His mother, Cheryl Taylor, also had a daughter in the school's freshman class in the school's inaugural year. She said parents like her who are impressed by the education the school offered were startled by its cultural shift.

"At first, you had to be academically qualified, but that changed dramatically about two years in," Taylor said. "Football began to outshine everything else."

The football team, the Thunderwolves, made it to the regional finals this past season.

The problems at Oxbridge, where tuition is $31,500 per year, went beyond sports. In interviews, several former employees said Parsons had created a "toxic" work environment. Employee turnover was high and tens of thousands of dollars were spent on severance packages, tax records show.

"If he likes somebody and she's a pretty girl, they got a signing bonus or a higher salary or a bonus," UlleSinisalu Boshko, the school's former controller, said of Parsons.

Boshko, who said she was given a large pay increase to leave one of Koch's companies to join Oxbridge, said she had been demoted after fending off Parsons' advances for months. She filed a complaint with the Equal Employment Opportunity Commission, which is pending, and then she went public. Her accusations led to an investigation of the entire school by the Palm Beach Post.

Reached by a New York Times reporter on the phone for comment last week, Parsons hung up. Reached on Sunday, he said, "I'm not interested," and hung up again.
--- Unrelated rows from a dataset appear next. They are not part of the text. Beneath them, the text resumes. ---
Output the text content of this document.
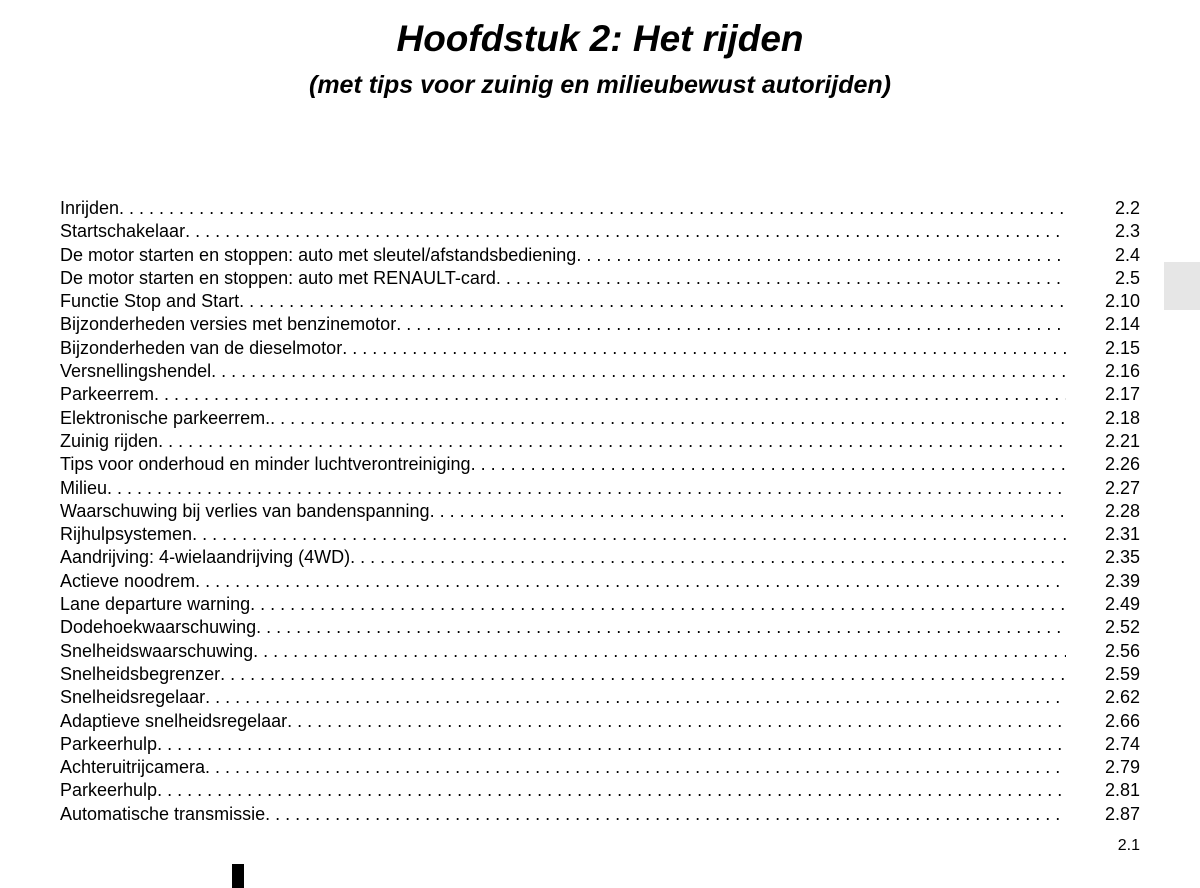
Hoofdstuk 2: Het rijden
(met tips voor zuinig en milieubewust autorijden)
Inrijden . . .	2.2
Startschakelaar . . .	2.3
De motor starten en stoppen: auto met sleutel/afstandsbediening . . .	2.4
De motor starten en stoppen: auto met RENAULT-card . . .	2.5
Functie Stop and Start . . .	2.10
Bijzonderheden versies met benzinemotor . . .	2.14
Bijzonderheden van de dieselmotor . . .	2.15
Versnellingshendel . . .	2.16
Parkeerrem . . .	2.17
Elektronische parkeerrem. . . .	2.18
Zuinig rijden . . .	2.21
Tips voor onderhoud en minder luchtverontreiniging . . .	2.26
Milieu . . .	2.27
Waarschuwing bij verlies van bandenspanning . . .	2.28
Rijhulpsystemen . . .	2.31
Aandrijving: 4-wielaandrijving (4WD) . . .	2.35
Actieve noodrem . . .	2.39
Lane departure warning . . .	2.49
Dodehoekwaarschuwing . . .	2.52
Snelheidswaarschuwing . . .	2.56
Snelheidsbegrenzer . . .	2.59
Snelheidsregelaar . . .	2.62
Adaptieve snelheidsregelaar . . .	2.66
Parkeerhulp . . .	2.74
Achteruitrijcamera . . .	2.79
Parkeerhulp . . .	2.81
Automatische transmissie . . .	2.87
2.1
After inquiries from the Post, Koch hired a team of accountants, lawyers and a retired FBI agent to look into the conduct of school officials, including whether employees were rigging bids with vendors and whether they had broken rules by housing students in their homes.

Koch said he had not be able to verify any "super sexual harassment" beyond what he called "PG-13" comments like "God, that girl's hot" or "She's got a great behind." But the investigation, he said, turned up information that led to the firing of Parsons and the forcing out of the athletic director and coach.

Koch said the investigators did not find any evidence of kickbacks to employees from vendors. He said that if any evidence of grade-changing emerged, the employees responsible would be fired. He said budget watchdogs would be hired to cut costs and pay closer attention to spending.

"The attitude that was there at the school was that they had a rich guy backing it and they could do whatever they wanted," he said.

He also wants to figure out how to get others to donate to the school, he said. That was one reason he did not name the school after himself.